Racontez-nous la genèse de votre film.
J’ai passé mon enfance dans le quartier d’Ain Shams jusqu’à l’âge de 13 ans, au cœur du Caire, où vivent de nombreux Africains, et qui s’est peu à peu transformé, en quelque sorte, en une enclave de la communauté soudanaise. Au départ, je me suis demandé pourquoi il n’y avait pas de héros non Égyptiens dans notre cinéma. Les immigrés africains occupent toujours des rôles secondaires, très modestes. Je voulais parler de notre société à travers des personnages non Égyptiens et l’observer d’une manière différente, à travers leurs yeux, pour raconter le changement qu’a connu la société égyptienne ces derniers temps.
Quelle a été votre méthode de travail ?
En général, je n’utilise pas de storyboard, ni de découpage. J’essaie d’intégrer la caméra au scénario alors même que j’imagine la scène, car je ne suis pas un auteur. Je raconte l’image que je veux voir, les instants et les sentiments que je veux montrer sur grand écran. J’ai toujours abordé la réalisation avec un style de caméra libre qui évite les découpages rigides.
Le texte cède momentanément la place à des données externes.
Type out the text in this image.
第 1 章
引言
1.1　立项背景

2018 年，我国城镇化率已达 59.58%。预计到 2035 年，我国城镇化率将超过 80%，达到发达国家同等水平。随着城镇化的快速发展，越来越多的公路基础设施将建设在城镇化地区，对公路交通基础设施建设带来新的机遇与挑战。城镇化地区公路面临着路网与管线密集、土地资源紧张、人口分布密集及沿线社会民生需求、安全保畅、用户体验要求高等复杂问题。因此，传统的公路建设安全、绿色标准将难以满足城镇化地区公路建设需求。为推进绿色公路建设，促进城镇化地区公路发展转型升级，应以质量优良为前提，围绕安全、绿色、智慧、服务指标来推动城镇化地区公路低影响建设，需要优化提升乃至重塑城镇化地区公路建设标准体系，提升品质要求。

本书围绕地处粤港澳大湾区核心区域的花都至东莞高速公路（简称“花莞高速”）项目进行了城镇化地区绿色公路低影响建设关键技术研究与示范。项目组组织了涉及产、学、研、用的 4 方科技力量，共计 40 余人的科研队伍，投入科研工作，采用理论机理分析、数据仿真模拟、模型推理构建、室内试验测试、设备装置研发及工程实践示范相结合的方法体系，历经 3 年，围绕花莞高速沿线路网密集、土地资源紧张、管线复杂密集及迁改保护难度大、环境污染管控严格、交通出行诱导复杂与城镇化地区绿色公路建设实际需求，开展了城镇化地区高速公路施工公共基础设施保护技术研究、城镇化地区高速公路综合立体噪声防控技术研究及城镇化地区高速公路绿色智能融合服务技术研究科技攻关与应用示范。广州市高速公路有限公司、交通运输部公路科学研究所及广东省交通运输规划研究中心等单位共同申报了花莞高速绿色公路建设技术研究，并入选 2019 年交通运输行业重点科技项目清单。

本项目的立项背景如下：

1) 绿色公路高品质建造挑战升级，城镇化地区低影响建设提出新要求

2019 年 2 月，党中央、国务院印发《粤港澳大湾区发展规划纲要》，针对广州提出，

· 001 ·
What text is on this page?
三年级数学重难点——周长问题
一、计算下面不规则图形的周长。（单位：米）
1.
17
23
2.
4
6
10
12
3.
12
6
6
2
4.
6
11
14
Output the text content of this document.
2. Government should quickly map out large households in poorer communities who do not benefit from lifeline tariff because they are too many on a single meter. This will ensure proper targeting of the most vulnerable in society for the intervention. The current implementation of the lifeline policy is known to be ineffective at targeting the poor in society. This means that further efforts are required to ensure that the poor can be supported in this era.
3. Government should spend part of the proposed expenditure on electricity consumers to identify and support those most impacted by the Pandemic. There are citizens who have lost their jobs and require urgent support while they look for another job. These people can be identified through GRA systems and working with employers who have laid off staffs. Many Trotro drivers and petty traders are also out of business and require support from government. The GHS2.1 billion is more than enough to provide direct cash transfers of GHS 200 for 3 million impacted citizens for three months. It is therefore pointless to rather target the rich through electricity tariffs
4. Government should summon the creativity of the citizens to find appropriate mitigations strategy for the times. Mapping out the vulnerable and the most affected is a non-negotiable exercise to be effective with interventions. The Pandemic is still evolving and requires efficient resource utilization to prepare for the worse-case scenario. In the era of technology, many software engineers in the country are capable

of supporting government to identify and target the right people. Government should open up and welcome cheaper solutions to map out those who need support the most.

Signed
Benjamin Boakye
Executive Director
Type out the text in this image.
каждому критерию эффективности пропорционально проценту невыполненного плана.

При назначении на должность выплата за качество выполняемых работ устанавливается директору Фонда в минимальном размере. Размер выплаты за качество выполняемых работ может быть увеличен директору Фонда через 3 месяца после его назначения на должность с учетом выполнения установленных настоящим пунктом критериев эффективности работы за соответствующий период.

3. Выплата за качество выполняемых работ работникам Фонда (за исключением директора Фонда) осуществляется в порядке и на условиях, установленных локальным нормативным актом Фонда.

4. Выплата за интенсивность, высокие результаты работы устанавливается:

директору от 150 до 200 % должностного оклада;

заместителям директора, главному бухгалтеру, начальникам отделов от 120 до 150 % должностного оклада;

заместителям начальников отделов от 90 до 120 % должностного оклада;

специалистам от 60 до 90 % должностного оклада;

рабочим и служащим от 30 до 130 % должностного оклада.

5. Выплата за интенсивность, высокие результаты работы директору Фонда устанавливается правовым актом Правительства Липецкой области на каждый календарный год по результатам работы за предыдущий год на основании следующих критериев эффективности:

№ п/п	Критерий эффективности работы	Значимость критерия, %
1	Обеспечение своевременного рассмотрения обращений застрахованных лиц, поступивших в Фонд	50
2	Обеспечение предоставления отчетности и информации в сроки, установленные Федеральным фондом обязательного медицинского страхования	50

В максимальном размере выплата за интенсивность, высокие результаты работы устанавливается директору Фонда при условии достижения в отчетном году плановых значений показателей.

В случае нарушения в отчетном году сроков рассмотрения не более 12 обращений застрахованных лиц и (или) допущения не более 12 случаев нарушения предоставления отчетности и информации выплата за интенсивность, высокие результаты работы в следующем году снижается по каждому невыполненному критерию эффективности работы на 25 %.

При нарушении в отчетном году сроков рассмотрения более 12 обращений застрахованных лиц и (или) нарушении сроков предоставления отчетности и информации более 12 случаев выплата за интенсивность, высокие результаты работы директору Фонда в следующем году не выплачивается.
Quelques mots sur vos interprètes ?
La collaboration avec les acteurs a été une expérience remarquable. J’ai toujours préféré travailler avec des non professionnels parce qu’ils apportent quelque chose de rafraîchissant et de mouvant à leur performance. Contrairement à ceux qui ont été formés à certaines méthodes spécifiques ou aux diplômés d’écoles de cinéma, ils n’ont pas été façonnés. Comme moi, ils ressentent l’histoire et ses émotions avec une sincérité authentique.
Que vous a appris la réalisation de ce film ?
Pendant la phase de développement, j’ai appris à m’immerger totalement dans l’univers et les personnages du film, en les reconstruisant avec profondeur et nuance. Mon expérience de quatre mois à la Résidence du Festival de Cannes, à Paris, a fait office de plongée intensive dans les profondeurs du scénario.
Quel sera votre prochain projet ?
Je prépare un court métrage sur des adolescents égyptiens, un road movie dans un genre dramatique, celui que je préfère. J’espère que nous pourrons le tourner bientôt.
Qu’est-ce qui vous a donné envie de devenir réalisateur ?
Ma relation avec le cinéma a commencé très tôt, lorsque mon frère m’emmenait dans les vidéoclubs où on louait des cassettes de films étrangers et européens. Bien que je n’aie pas étudié en école de cinéma, j’ai choisi de me plonger dans ce milieu à travers une expérience concrète et j’ai commencé à travailler en tant qu’assistant réalisateur. Ces années ont façonné ma vision de réalisateur et m’ont rapproché du cinéma non seulement comme profession, mais aussi comme moyen de comprendre le monde et de s’y engager.